Yargıtay Kararı 8. Hukuk Dairesi 2018/3810 E. 2019/7639 K. 17.09.2019 T.

YARGITAY KARARI
DAİRE : 8. Hukuk Dairesi
ESAS NO : 2018/3810
KARAR NO : 2019/7639
KARAR TARİHİ : 17.09.2019

MAHKEMESİ :Asliye Hukuk Mahkemesi
DAVA TÜRÜ : Ecrimisil

Taraflar arasında görülen ve yukarıda açıklanan davada yapılan yargılama sonunda Mahkemece, davanın kısmen kabulüne, kısmen reddine karar verilmiş olup hükmün davacı vekili tarafından temyiz edilmesi üzerine, Dairece dosya incelendi, gereği düşünüldü.

KARAR

Davacı … vekili, ortak muris Fehmi Üçer’in 10.12.2008 tarihinde vefat ettiğini, 7 parsel sayılı taşınmazın miras olarak kaldığını, davacının bahse konu taşınmazdan hissesi oranında faydalanamadığını, davalı tarafından davacıya isabet eden kısmın da izinsiz olarak kullanıldığını ve davacının kullanımına izin verilmediğini belirterek bahse konu taşınmazda davacı hissesine tekabül eden kısma ilişkin olarak bina hariç olmak üzere davalı tarafından kullanılması nedeniyle taşınmazın satış tarihi olan 22.07.2014 tarihinden geriye doğru 15.10.2009 tarihine kadar geriye dönük olarak hesap edilecek ecrimisil bedeli olan 20.000 TL’nin fazlaya ilişkin haklarının saklı kalması kaydıyla yasal faizi ile birlikte davalıdan tahsilini talep etmiştir.
Davalı … vekili, dava konusu taşınmazın ekip biçmeye uygun bir arazi olmadığını ve herhangi bir ürün almanın da mümkün bulunmadığını belirterek davanın reddini savunmuştur.
Mahkemece, davanın kısmen kabul kısmen reddine 799,50 TL ecrimisil alacağının dava tarihinden itibaren işleyecek yasal faizi ile birlikte davalıdan alınarak davacıya verilmesine, fazlaya ilişkin taleplerin reddine karar verilmiştir.

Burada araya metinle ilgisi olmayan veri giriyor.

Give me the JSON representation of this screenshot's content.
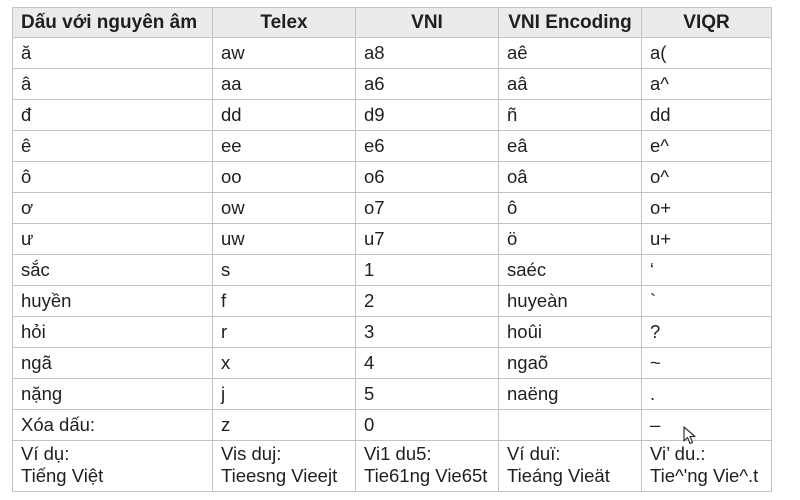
{
  "headers": [
    "Dấu với nguyên âm",
    "Telex",
    "VNI",
    "VNI Encoding",
    "VIQR"
  ],
  "rows": [
    [
      "ă",
      "aw",
      "a8",
      "aê",
      "a("
    ],
    [
      "â",
      "aa",
      "a6",
      "aâ",
      "a^"
    ],
    [
      "đ",
      "dd",
      "d9",
      "ñ",
      "dd"
    ],
    [
      "ê",
      "ee",
      "e6",
      "eâ",
      "e^"
    ],
    [
      "ô",
      "oo",
      "o6",
      "oâ",
      "o^"
    ],
    [
      "ơ",
      "ow",
      "o7",
      "ô",
      "o+"
    ],
    [
      "ư",
      "uw",
      "u7",
      "ö",
      "u+"
    ],
    [
      "sắc",
      "s",
      "1",
      "saéc",
      "‘"
    ],
    [
      "huyền",
      "f",
      "2",
      "huyeàn",
      "`"
    ],
    [
      "hỏi",
      "r",
      "3",
      "hoûi",
      " ?"
    ],
    [
      "ngã",
      "x",
      "4",
      "ngaõ",
      "~"
    ],
    [
      "nặng",
      "j",
      "5",
      "naëng",
      "."
    ],
    [
      "Xóa dấu:",
      "z",
      "0",
      "",
      "–"
    ]
  ],
  "example": [
    [
      "Ví dụ:",
      "Tiếng Việt"
    ],
    [
      "Vis duj:",
      "Tieesng Vieejt"
    ],
    [
      "Vi1 du5:",
      "Tie61ng Vie65t"
    ],
    [
      "Ví duï:",
      "Tieáng Vieät"
    ],
    [
      "Vi’ du.:",
      "Tie^'ng Vie^.t"
    ]
  ],
  "icons": {
    "cursor": "mouse-pointer-icon"
  }
}
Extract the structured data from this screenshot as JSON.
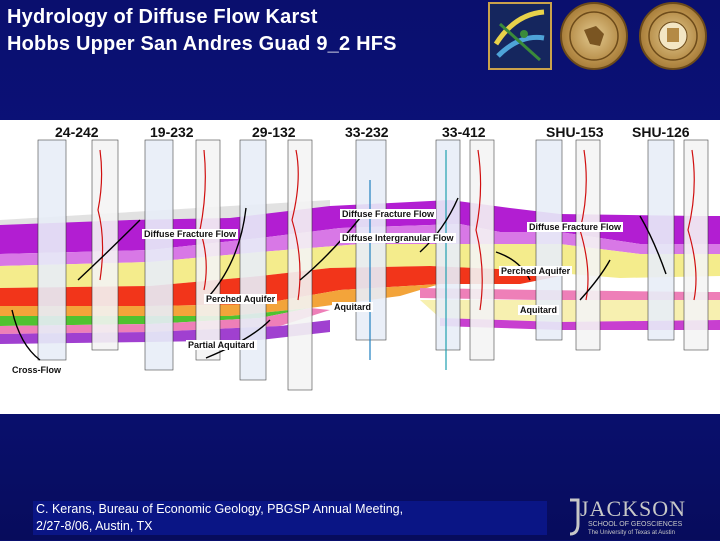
{
  "title": {
    "line1": "Hydrology of Diffuse Flow Karst",
    "line2": "Hobbs Upper San Andres Guad 9_2 HFS"
  },
  "wells": [
    "24-242",
    "19-232",
    "29-132",
    "33-232",
    "33-412",
    "SHU-153",
    "SHU-126"
  ],
  "labels": {
    "diffuse_fracture_flow_left": "Diffuse Fracture Flow",
    "diffuse_fracture_flow_center": "Diffuse Fracture Flow",
    "diffuse_intergranular_flow": "Diffuse Intergranular Flow",
    "diffuse_fracture_flow_right": "Diffuse Fracture Flow",
    "perched_aquifer_left": "Perched Aquifer",
    "perched_aquifer_right": "Perched Aquifer",
    "aquitard_center": "Aquitard",
    "aquitard_right": "Aquitard",
    "partial_aquitard": "Partial Aquitard",
    "cross_flow": "Cross-Flow"
  },
  "footer": {
    "line1": "C. Kerans, Bureau of Economic Geology, PBGSP Annual Meeting,",
    "line2": "2/27-8/06, Austin, TX"
  },
  "logo_text": {
    "jackson_main": "JACKSON",
    "jackson_sub": "SCHOOL OF GEOSCIENCES",
    "jackson_sub2": "The University of Texas at Austin"
  }
}
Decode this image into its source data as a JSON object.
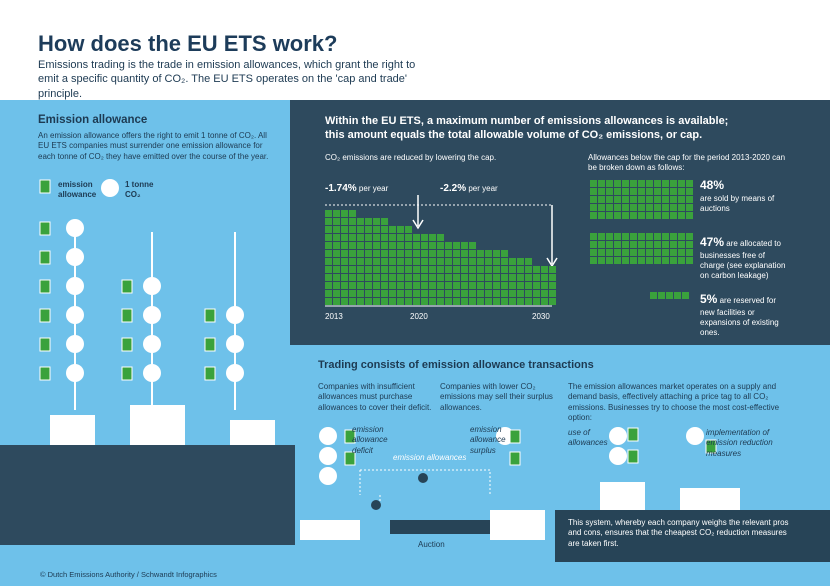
{
  "header": {
    "title": "How does the EU ETS work?",
    "subtitle": "Emissions trading is the trade in emission allowances, which grant the right to emit a specific quantity of CO₂. The EU ETS operates on the 'cap and trade' principle."
  },
  "allowance": {
    "title": "Emission allowance",
    "text": "An emission allowance offers the right to emit 1 tonne of CO₂. All EU ETS companies must surrender one emission allowance for each tonne of CO₂ they have emitted over the course of the year.",
    "legend_allowance": "emission allowance",
    "legend_co2": "1 tonne CO₂"
  },
  "cap": {
    "title": "Within the EU ETS, a maximum number of emissions allowances is available; this amount equals the total allowable volume of CO₂ emissions, or cap.",
    "note": "CO₂ emissions are reduced by lowering the cap.",
    "rates": [
      {
        "value": "-1.74%",
        "unit": "per year"
      },
      {
        "value": "-2.2%",
        "unit": "per year"
      }
    ],
    "years": [
      "2013",
      "2020",
      "2030"
    ],
    "intro": "Allowances below the cap for the period 2013-2020 can be broken down as follows:",
    "items": [
      {
        "percent": "48%",
        "text": "are sold by means of auctions"
      },
      {
        "percent": "47%",
        "text": "are allocated to businesses free of charge (see explanation on carbon leakage)"
      },
      {
        "percent": "5%",
        "text": "are reserved for new facilities or expansions of existing ones."
      }
    ]
  },
  "trading": {
    "title": "Trading consists of emission allowance transactions",
    "col1": "Companies with insufficient allowances must purchase allowances to cover their deficit.",
    "col2": "Companies with lower CO₂ emissions may sell their surplus allowances.",
    "col3": "The emission allowances market operates on a supply and demand basis, effectively attaching a price tag to all CO₂ emissions. Businesses try to choose the most cost-effective option:",
    "deficit": "emission allowance deficit",
    "surplus": "emission allowance surplus",
    "flow": "emission allowances",
    "auction": "Auction",
    "use": "use of allowances",
    "reduction": "implementation of emission reduction measures",
    "footnote": "This system, whereby each company weighs the relevant pros and cons, ensures that the cheapest CO₂ reduction measures are taken first."
  },
  "credit": "© Dutch Emissions Authority / Schwandt Infographics"
}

Hüküm, süresi içerisinde davacı vekili tarafından temyiz edilmiştir.
1-Dosya muhtevasına, dava evrakı ile yargılama tutanakları münderecatına ve mevcut deliller mahkemece takdir edilerek karar verildiğine, takdirde bir isabetsizlik bulunmadığına göre, davacı vekilinin aşağıdaki bent kapsamı dışında kalan sair temyiz itirazları yerinde görülmemiştir.
2-Davacı vekilinin diğer temyiz itirazlarına gelince;
Dosya kapsamındaki tüm bilgi ve belgeler incelendiğinde, dava konusu 7 parsele kayıtlı taşınmazın tarafların ortak murisi dava dışı Fehmi adına tapuda kayıtlı iken 17.06.2008 tarihinde satış yoluyla davalı … adına tescil edildiği, davacı tarafça açılan muvazaaya dayalı iptal tescil davasının kabulü ile 14.09.2012 tarihinde 3/8 hissenin davacı …, 5/8 hissenin davalı … adına hükmen tescil edildiği, ortaklığın giderilmesi davası sonucu 14.08.2014 tarihinde satış ve tevhit yoluyla tamamının davalı … adına kaydedildiği anlaşılmaktadır. Taşınmazın tamamının davalı kullanımında olduğu ve yukarıda açıklandığı üzere davacının da taşınmazda 3/8 paydaş olduğu dosya kapsamından sabit olup, davacı lehine ecrimisil hesabı yapılması yerinde olmuş ise de, yöntem incelendiğinde gereği gibi yapılmadığı anlaşılmaktadır.
Dava konusu taşınmaz tapuda 574 metrekare olup, teknik bilirkişi raporunda ecrimisil hesabı ise sadece ağaçlar (toplamda 370 metrekare alandaki ) üzerinden ürün geliri esas alınarak yapılmış, taşınmazın 574 metrekare zemini ile ilgili bir hesaplama yapılmamıştır. Mahkemece, davacının hisse oranı, talep ve dosya kapsamı gözetilerek Dairenin yerleşik ilke ve esaslarına uygun şekilde taşınmazın zemini yönünden de ecrimisil hesabı yaptırılıp oluşacak sonuç dairesinde bir karar verilmek üzere hükmün bozulması gerekmiştir.
SONUÇ: Yukarıda (2) nolu bentte gösterilen nedenlerle davacı vekilinin yazılı temyiz itirazları yerinde görüldüğünden kabulü ile hükmün 6100 sayılı HMK’nin Geçici 3. maddesi yollaması ile HUMK’un 428. maddesi uyarınca BOZULMASINA, diğer temyiz itirazlarının yukarıda (1) nolu bentte gösterilen nedenle reddine, taraflarca HUMK’un 440/I maddesi gereğince Yargıtay Daire ilamının tebliğinden itibaren ilama karşı 15 gün içinde karar düzeltme isteğinde bulunulabileceğine, peşin harcın istek halinde temyiz edene iadesine 17.09.2019 tarihinde oy birliğiyle karar verildi.